While regional director in the Philadelphia office, Ronald Lee urged Lumadrama to do a sound and light program at Gettysburg in 1963, but the company was already losing its enthusiasm for the medium and declined. Ford's Theater National Historic Site in Washington, D.C., was next to try it: in 1968 the Service gave Guggenheim Productions a $300,000 contract to design, produce, and install a program in the theater. It opened July 21, 1970, to good reviews, but it was costly to operate and its equipment became obsolete and difficult to maintain. It was discontinued in September 1974 and replaced the following summer with "informances," a series of skits performed under contract by University of Maryland drama students depicting lifestyles, personalities, and attitudes during Lincoln's era. Sound and light finally came to San Juan National Historic Site in 1976, installed by a French company at the behest of Puerto Rico's tourism bureau. High maintenance costs and poor attendance led to its demise within a year. [9]

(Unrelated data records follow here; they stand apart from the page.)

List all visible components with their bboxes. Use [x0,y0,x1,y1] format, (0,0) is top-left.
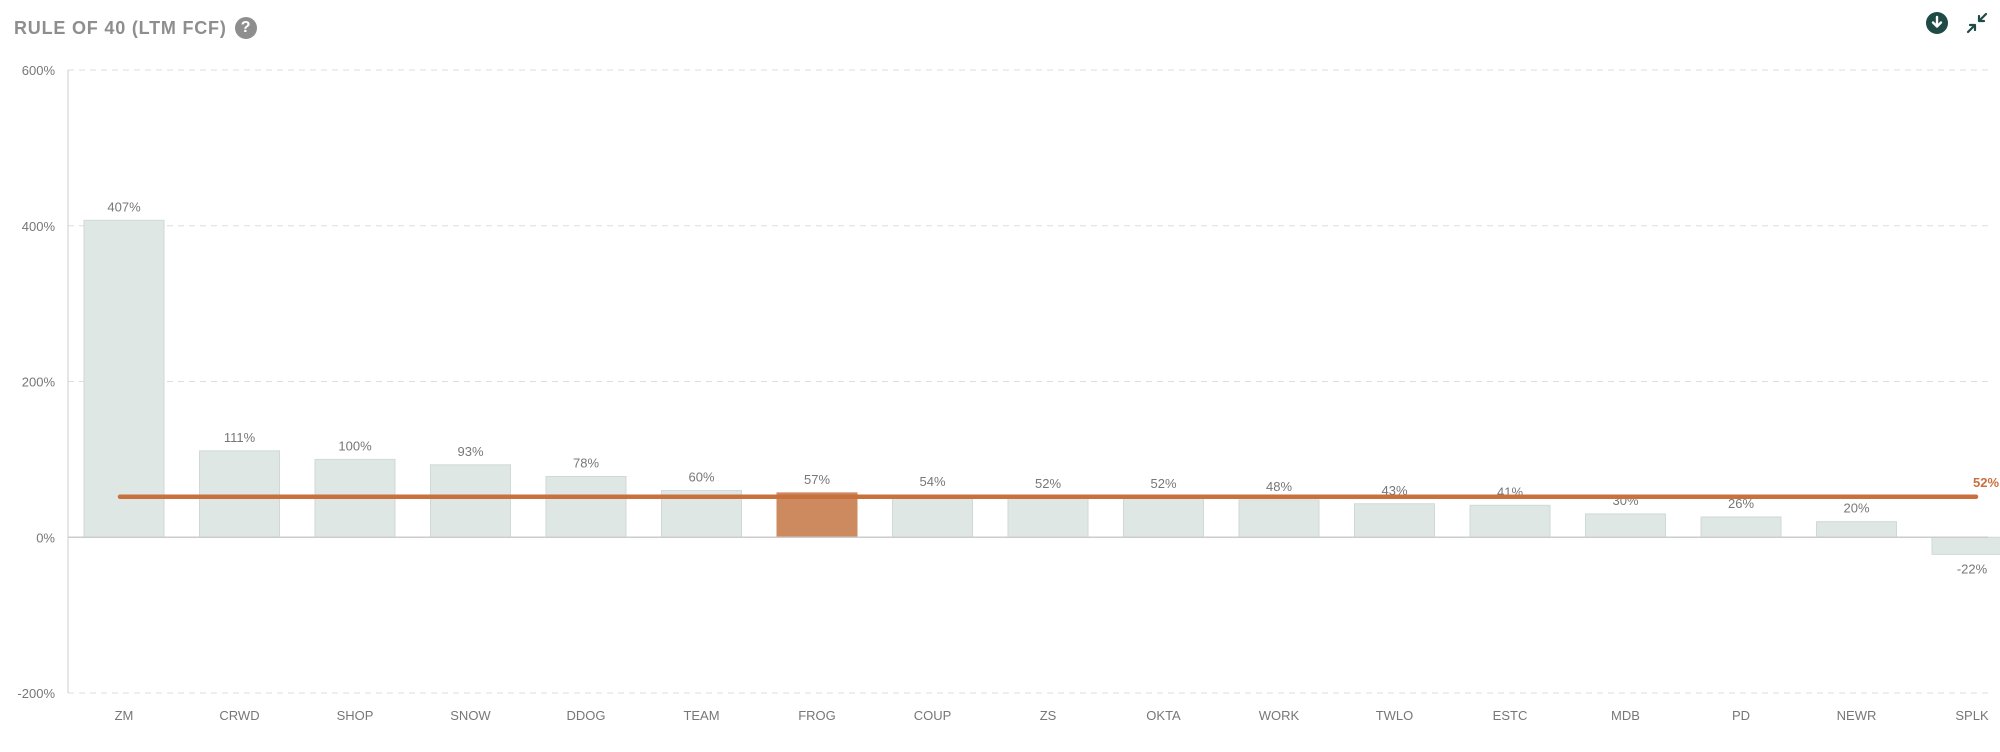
x-tick-label-shop: SHOP [337,708,374,723]
download-icon [1926,12,1948,34]
data-label-snow: 93% [457,444,483,459]
bar-snow [430,464,511,538]
data-label-twlo: 43% [1381,483,1407,498]
x-tick-label-frog: FROG [798,708,836,723]
y-tick-label: 200% [22,375,56,390]
chart-header: RULE OF 40 (LTM FCF) ? [14,14,257,42]
bar-ddog [545,476,627,538]
data-label-zs: 52% [1035,476,1061,491]
collapse-icon [1966,12,1988,34]
data-label-newr: 20% [1843,501,1869,516]
data-label-ddog: 78% [573,456,599,471]
bar-twlo [1354,503,1435,538]
question-circle-icon[interactable]: ? [234,17,257,39]
x-tick-label-team: TEAM [683,708,719,723]
bar-frog [776,492,858,538]
x-tick-label-newr: NEWR [1837,708,1877,723]
bar-work [1238,499,1320,538]
bar-pd [1700,516,1782,538]
x-tick-label-ddog: DDOG [567,708,606,723]
bar-mdb [1585,513,1666,538]
x-tick-label-snow: SNOW [450,708,491,723]
chart-toolbar [1924,10,1990,36]
y-tick-label: 400% [22,219,56,234]
data-label-shop: 100% [338,438,372,453]
x-tick-label-okta: OKTA [1146,708,1181,723]
average-label: 52% [1973,475,1999,490]
x-tick-label-mdb: MDB [1611,708,1640,723]
data-label-coup: 54% [919,474,945,489]
bar-zs [1007,496,1089,538]
data-label-crwd: 111% [224,430,256,445]
data-label-splk: -22% [1957,561,1988,576]
data-label-pd: 26% [1728,496,1754,511]
bar-coup [892,494,973,538]
bar-crwd [199,450,280,538]
bar-okta [1123,496,1204,538]
y-tick-label: 600% [22,63,56,78]
bar-estc [1469,504,1551,538]
x-tick-label-crwd: CRWD [219,708,259,723]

Another audiovisual extravaganza was planned for the bicentennial fair of 1976 in Washington, where the Service converted Union Station to the National Visitor Center. In the middle of its grand concourse was dug a great Pit into which the expected hordes would descend and view PAVE--the Primary Audio-Visual Experience. PAVE involved 100 Carousel projectors behind 100 screens beaming a "Welcome to Washington" program--overwhelming triumph of medium over message. The hordes did not come, National Visitor Center folded after five years, and the primary legacy of PAVE was 100 surplus Carousels.

The bicentennial prompted another advance in electronic interpretation at Independence National Historical Park. As part of the development at Franklin Court, site of Benjamin Franklin's home, some 50 telephones were provided on which visitors could dial various historical figures for their opinions of Franklin. The voices were recorded on 100 Labelle Playmatic message repeaters. The bicentennial development at Franklin Court was visually remarkable for its "ghost" reconstruction of Franklin's house; because evidence for a traditional reconstruction was lacking, only the envelope of the house was outlined with steel members. The responsible architectural firm, Venturi, Rauch and Scott Brown, won an American Institute of Architects honor award for the Franklin Court design.

Bicentennial improvements at Kings Mountain National Military Park, South Carolina, incorporated yet another imaginative technique. The battle there pitted American loyalists against revolutionaries. To portray this civil strife in the new park visitor center, groups of figures representing each side were placed at opposite ends of the exhibit room and engaged in a recorded argument. "Unfortunately, the exhibit did not work," a historian of the park has reported. "The shouting match between the loyalists and the patriots confused visitors. The exhibit's audio system began automatically as visitors walked into the room. The audio and visual portions of the exhibit were rarely synchronized. One part of the story would be playing on the tape, while the lights would be directed to a different part of the room."[10] The idea was good, but as sometimes happened with audiovisual innovations, technological shortcomings proved its undoing.

In 1975 the national parks had a total of 707 audiovisual programs. [11] Beyond increasing that total, the bicentennial prompted numerous other interpretive developments and activities. "Interpretive programs in all parks should incorporate special Bicentennial activities during the year," the Service wide goals for interpretation for 1976 stated.[12] The Mid-Alantic Regional Office in Philadelphia produced and distributed throughout the System a Bicentennial Daybook, providing a day-by-day account of significant events during the revolutionary period. The Harpers Ferry Center sponsored two traveling plays, "We've Come Back for a Little Look Around" and "People of '76," that portrayed figures of the Revolution. "Playlets" depicting episodes of the period were held in the unfurnished rooms of the restored Thomas Nelson House in the Yorktown portion of Colonial National Historical Park. All revolutionary battlefield parks held special observances on the 200th anniversaries of their battles, culminating at Yorktown in 1981.